Ideally, though, you get to the point where you’re not even thinking about “them” or revenge anymore. And once you’ve done that, you’ve accomplished what Hillel was really talking about. When you live an honorable life, and no longer care about those who have wronged you – that is the greatest revenge.

But you’re still wondering what happened to the famous singer-songwriter. Well, when I was a teenager, I saw a man sitting in a rocking chair on his front porch, and thought to myself, “One day I’d like to be the guy sitting on the front porch that everyone comes to for advice.” Later on, as I thought carefully about the toll that being famous or trying to become famous could take on my life, and as I thought about what I really wanted in the long run, I came back to the guy on the front porch.

For the past 17 years my porch has been the computer lab, and my rocking chair is a big comfy blue chair that I let very few other people sit in. And from my chair I’ve given advice about a whole lot more than computers. I have the greatest job in the world. I teach in a place where I am not just respected, but loved; and where people value my advice.

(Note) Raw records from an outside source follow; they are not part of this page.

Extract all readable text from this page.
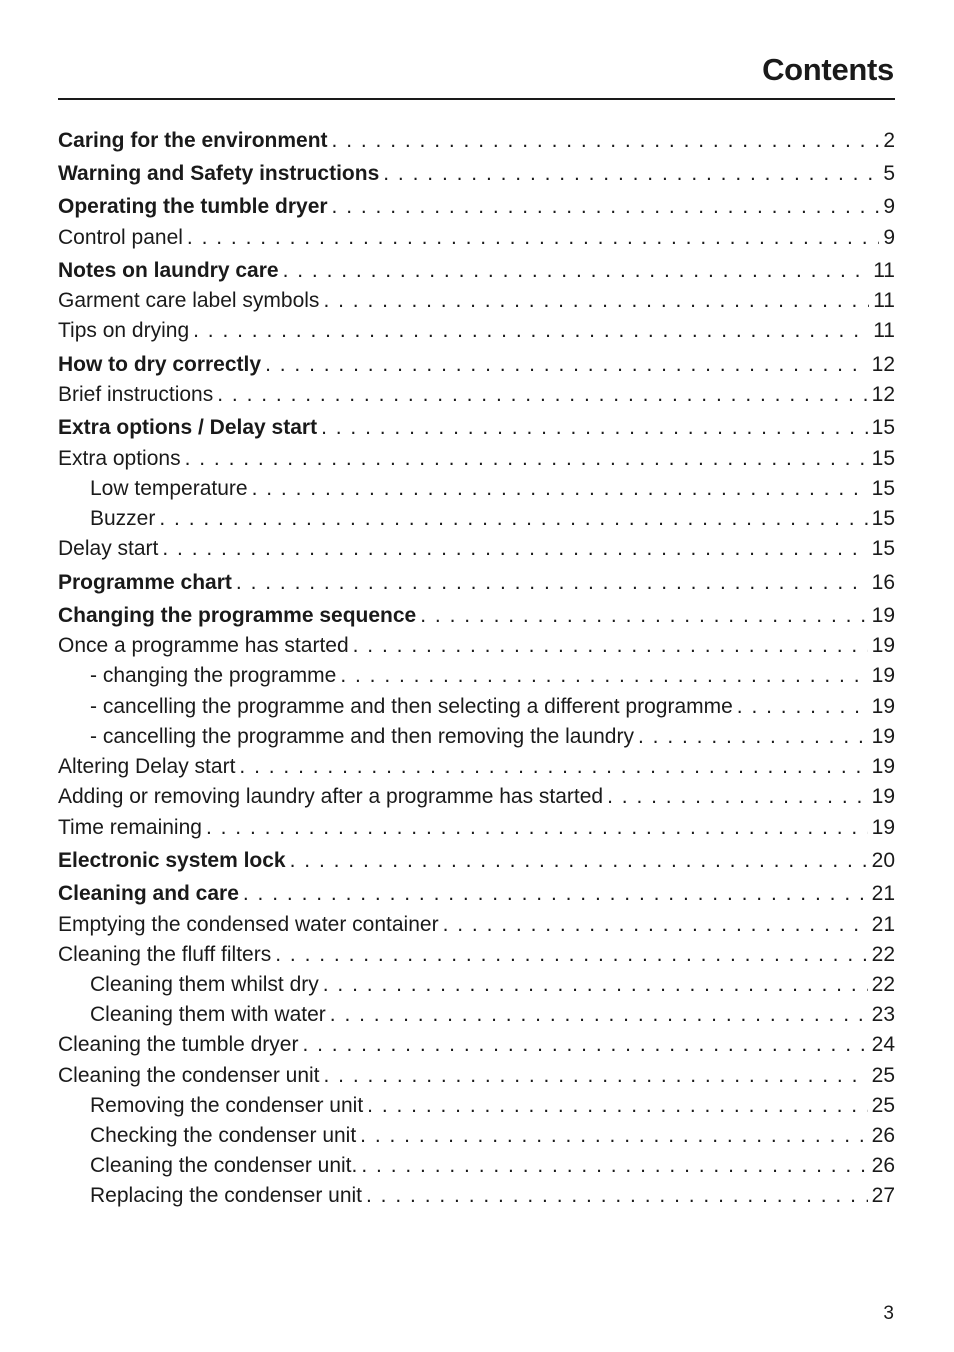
Contents
Caring for the environment . . .	2
Warning and Safety instructions . . .	5
Operating the tumble dryer . . .	9
Control panel . . .	9
Notes on laundry care . . .	11
Garment care label symbols . . .	11
Tips on drying . . .	11
How to dry correctly . . .	12
Brief instructions . . .	12
Extra options / Delay start . . .	15
Extra options . . .	15
Low temperature . . .	15
Buzzer . . .	15
Delay start . . .	15
Programme chart . . .	16
Changing the programme sequence . . .	19
Once a programme has started . . .	19
- changing the programme . . .	19
- cancelling the programme and then selecting a different programme . . .	19
- cancelling the programme and then removing the laundry . . .	19
Altering Delay start . . .	19
Adding or removing laundry after a programme has started . . .	19
Time remaining . . .	19
Electronic system lock . . .	20
Cleaning and care . . .	21
Emptying the condensed water container . . .	21
Cleaning the fluff filters . . .	22
Cleaning them whilst dry . . .	22
Cleaning them with water . . .	23
Cleaning the tumble dryer . . .	24
Cleaning the condenser unit . . .	25
Removing the condenser unit . . .	25
Checking the condenser unit . . .	26
Cleaning the condenser unit. . . .	26
Replacing the condenser unit . . .	27
3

And that, my friends, for a kid that some people thought wouldn’t amount to much, is the greatest revenge.

1 comment:

  1. Last night in my dream my daughters preschool teacher uttered those words to me.. "Success is the greatest revenge". I don't think I've ever heard this saying before, but I had to google it today to see if it was attributed to anyone. It's a very zen like saying. I'm not sure where it came to me from. But I totally agree with your assessment. I took it as the universe challenging me to overcome any bitterness I may have and rise above it, and those who may have caused it, and succeed.